21 de Julho de 2017 – Sexta-Feira 15° Semana

Leitura: Ex 11,10-12,14

Nossa liturgia saltou vários capítulos: o encontro de Moisés com seu irmão Aarão e os anciãos no Egito; sua primeira audiência diante do farão, rei do Egito (Ramsés II, 1290-1224 a.C.) que “endureceu seu coração” e não deixou os hebreus saírem. Então Deus tinha que enviar dez pragas (“sinais e prodígios”) para o faraó mudar sua decisão: água do rio Nilo transformada em sangue (1ª), rãs (2ª), mosquitos (3ª), moscas (4ª), peste nos animais (5ª), úlceras e tumores (6ª), chuva de pedras e de fogo (7ª), gafanhotos (8ª), trevas (9ª). Só a décima praga, a mais trágica, irá trazer a libertação. A morte dos primogênitos egípcios amolecerá o coração do faraó: “Então ele vos deixará partir. Quando vos enviar, estará acabado, e ele até mesmo vos expulsará daqui” (11,1).

Moisés e Aarão realizaram muitos prodígios diante do Faraó; mas o Senhor endureceu o coração do Faraó, e ele não deixou que os filhos de Israel saíssem da sua terra (11,10).
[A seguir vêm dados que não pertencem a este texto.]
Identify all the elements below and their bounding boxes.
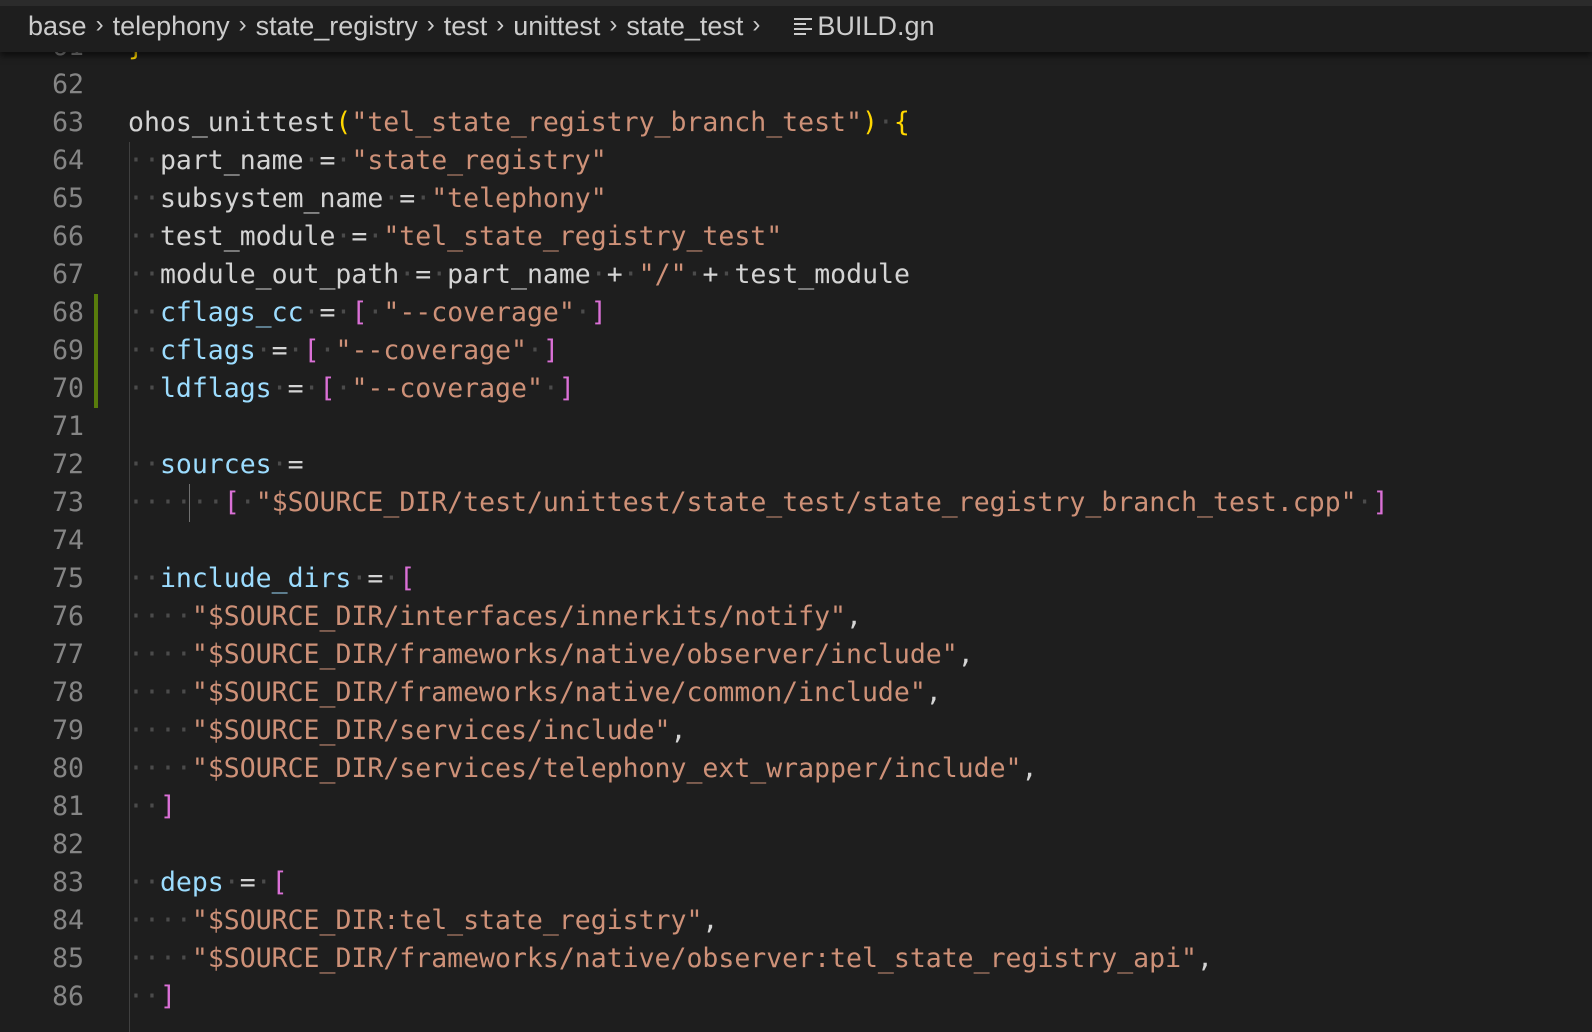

As pragas podem ter sido fenômenos resultantes de catástrofe em Santorin (Thera), uma ilha grega onde surgiu um crátero enorme no mar e causou a maior erupção vulcânica dos últimos 10.000 anos. Um vento pode ter levado a nuvem vulcânica (piroclasto) até o Egito (800 km de distância) onde causou trevas, granizo e chuvas de pedra e fogo. A poluição causada por estes cinzas e materiais tóxicos pode ter transformado o rio Nilo como aconteceu em 1991 com o rio Neuse em New Bern (Carolina do Norte, EUA). Na região há grandes criações de porcos. Com a enchente do rio, os dejetos deles se misturaram com o rio e assim modificaram geneticamente um microrganismo (Pfiesteria piscicida) causando a morte da fauna no rio e dos peixes, transformando o aspecto do rio em vermelho pelo sangue dos peixes. As rãs fogem do líquido tóxico para a terra e morrem lá, atraindo mosquitos e moscas que contaminam animais e homens (úlceras, peste).

A erupção em Santorin aconteceu entre 1600 e 1500 a.C., mas não se conhecem registros egípcios da erupção ao não ser as trevas, barulhos e chuvas torrenciais que devastaram grande parte do Egito e foram descritas na “Estela da tempestade” do faráo Amósis (1539–1528). A ausência de tais registros é por vezes atribuída à desordem geral no Egito em torno do Segundo Período Intermediário. Mas os efeitos da erupção junto com o tsunami por ela causada devem ter ficado na memória da região toda influenciando a tradição do êxodo (junto com outras pragas, por ex. gafanhotos, cf. Sl 78,46; 105,34s; Jl 1,4) como também o desaparecimento de Atlântida descrito por Platão (em Timaios e Critias). O relato platônico originalmente deriva dos relatos do legislador ateniense Sólon (638–558) que, durante sua viagem em Saís, no delta do Nilo, tomou conhecimento, por intermédio de sacerdotes egípcios, do desaparecimento de um grande império insular.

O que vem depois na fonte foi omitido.